Arthur Simatupang, Ketua Harian Asosiasi Produsen Listrik Swasta Indonesia (APLSI) menilai, regulasi yang baru ini menghambat bauran energi 23% pada tahun 2025. Selain itu, investasi energi baru dan terbarukan hanya akan menarik bagi investor di wilayah-wilayah yang memiliki biaya pembangkitan masih tergolong tinggi.

“Seharusnya (pemerintah) konsisten dengan Rencana Umum Pengusahaan Ketenagakistrikan, bahwa listrik dari energi fosil akan dikurangi subsidinya. Dan memang tarif ekonomis EBT tidak bisa dipaksakan bersaing dengan batubara,” terang Arthur.
Ali Herman Ibrahim, Ketua Umum Asosiasi Produsen Listrik Swasta Indonesia (APLSI) menyebut, Permen 12/2017 itu menjadi tantangan bagi pengembang listrik. Salah satunya mengenai akurasi dan dasar penentuan biaya produksi listrik. Pasalnya penentuan harga listrik biasanya mencakup beberapa parameter dan kondisi.
Dengan begitu, penentuan harga sepatutnya tidak absolut pada saat pembangkit listrik EBT selesai dan siap beroperasi. Untuk itu, jika aturan itu diterapkan, pengusaha minta insentif fiskal seperti pembebasan pajak penghasilan, pajak pertambahan nilai, dan pembebasan pajak dalam jangka waktu tertentu. “Insentif itu sama seperti di Dubai,” ujar dia.

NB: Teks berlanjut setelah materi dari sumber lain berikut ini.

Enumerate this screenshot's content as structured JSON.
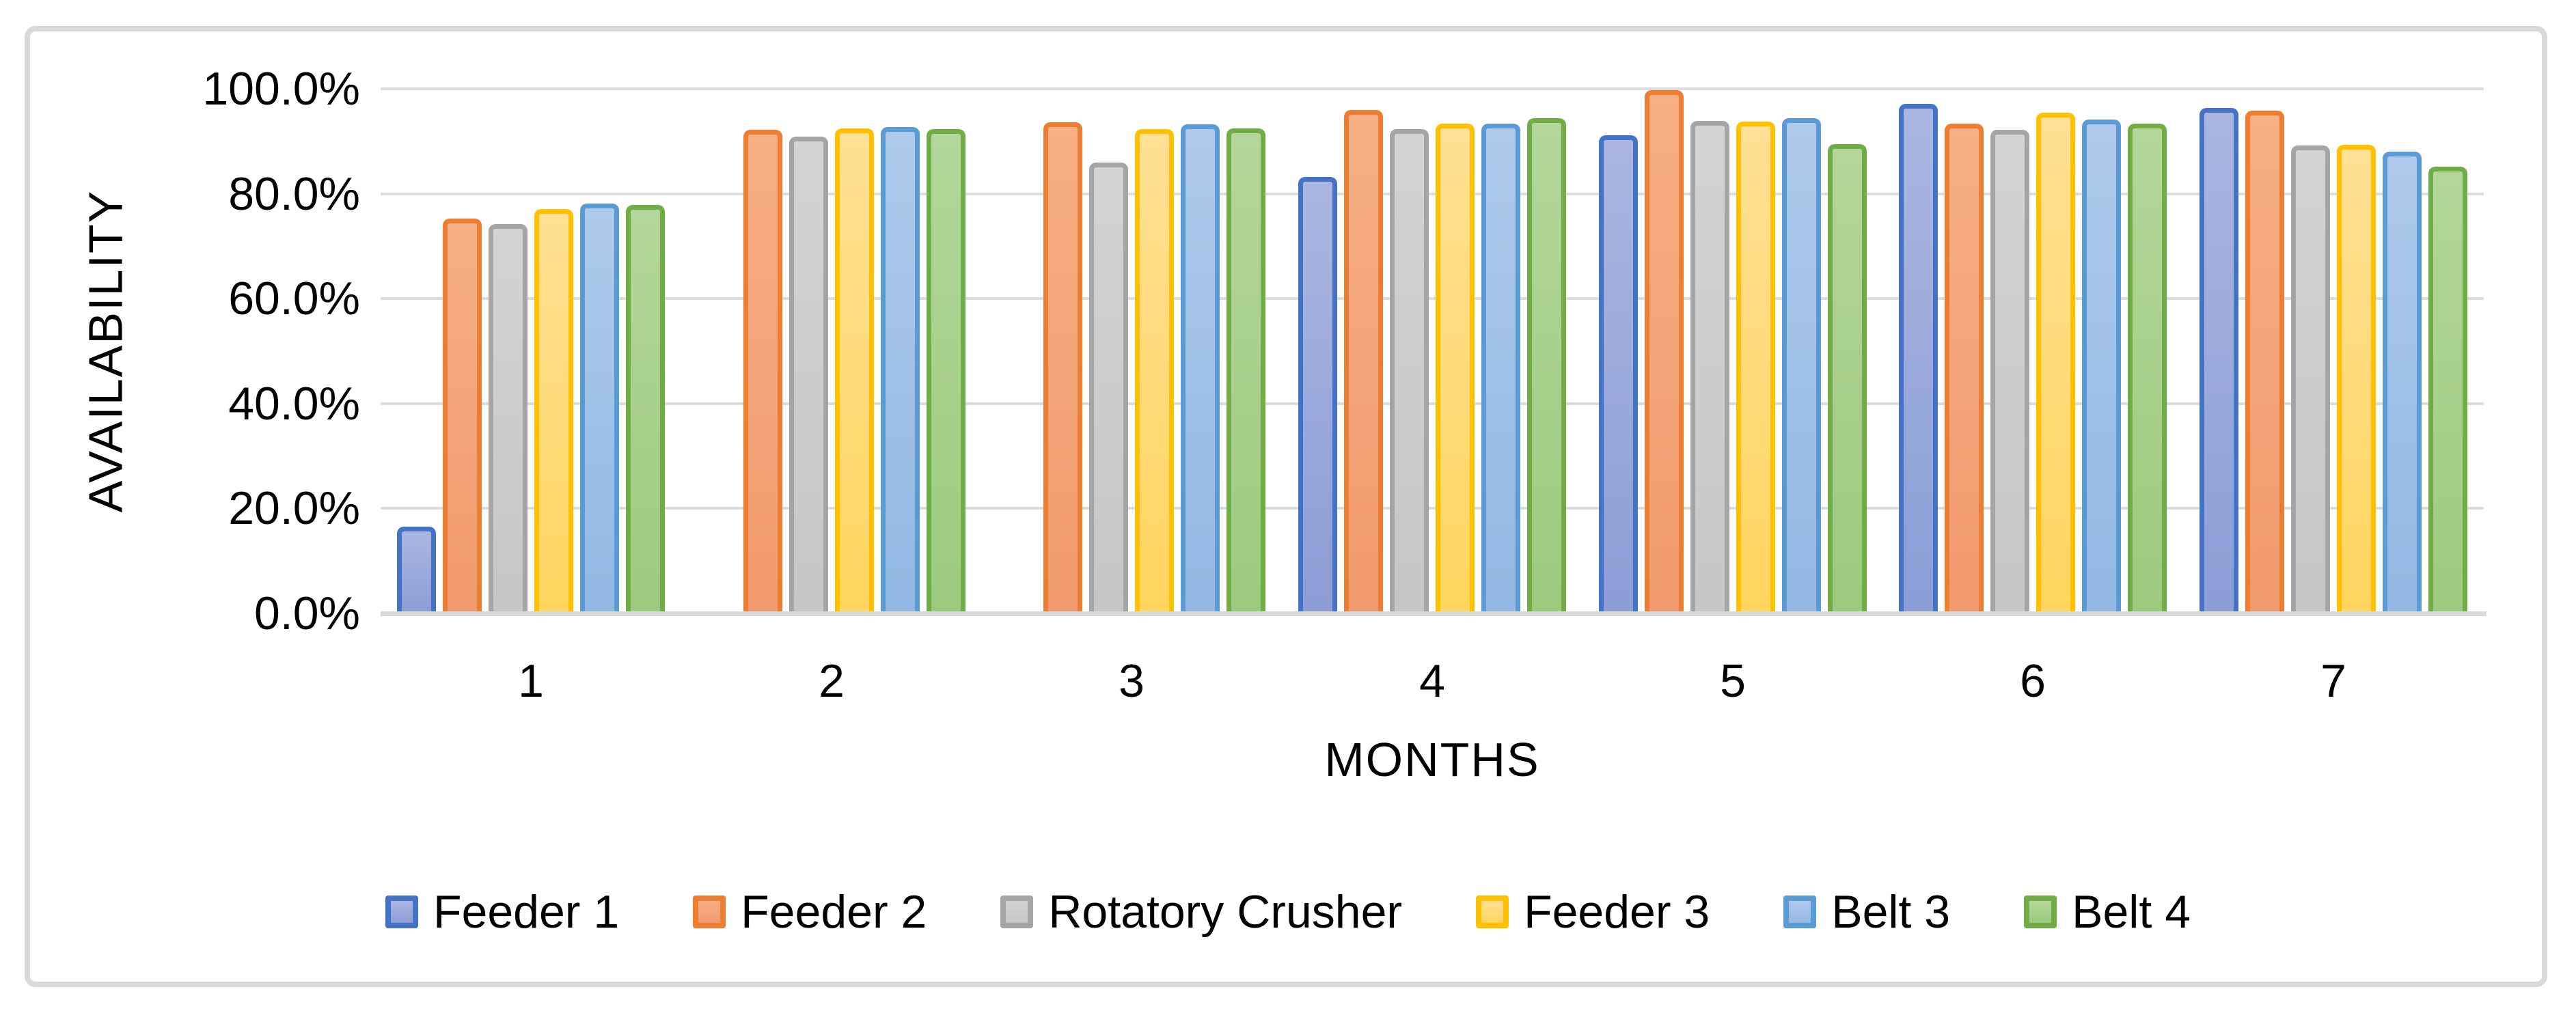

Dirjen Ketenagalistrikan ESDM, Jarman menambahkan, permintaan insentif dari pengembang listrik akan dibicarakan dengan Kementerian Keuangan. Saat ini, pihaknya akan bicara dengan pengembang listrik untuk menentukan insentif yang akan diberikan untuk pengembangan listrik energi baru dan terbarukan. (Lebih lanjut silakan simak Majalah TAMBANG Edisi Februari 2017)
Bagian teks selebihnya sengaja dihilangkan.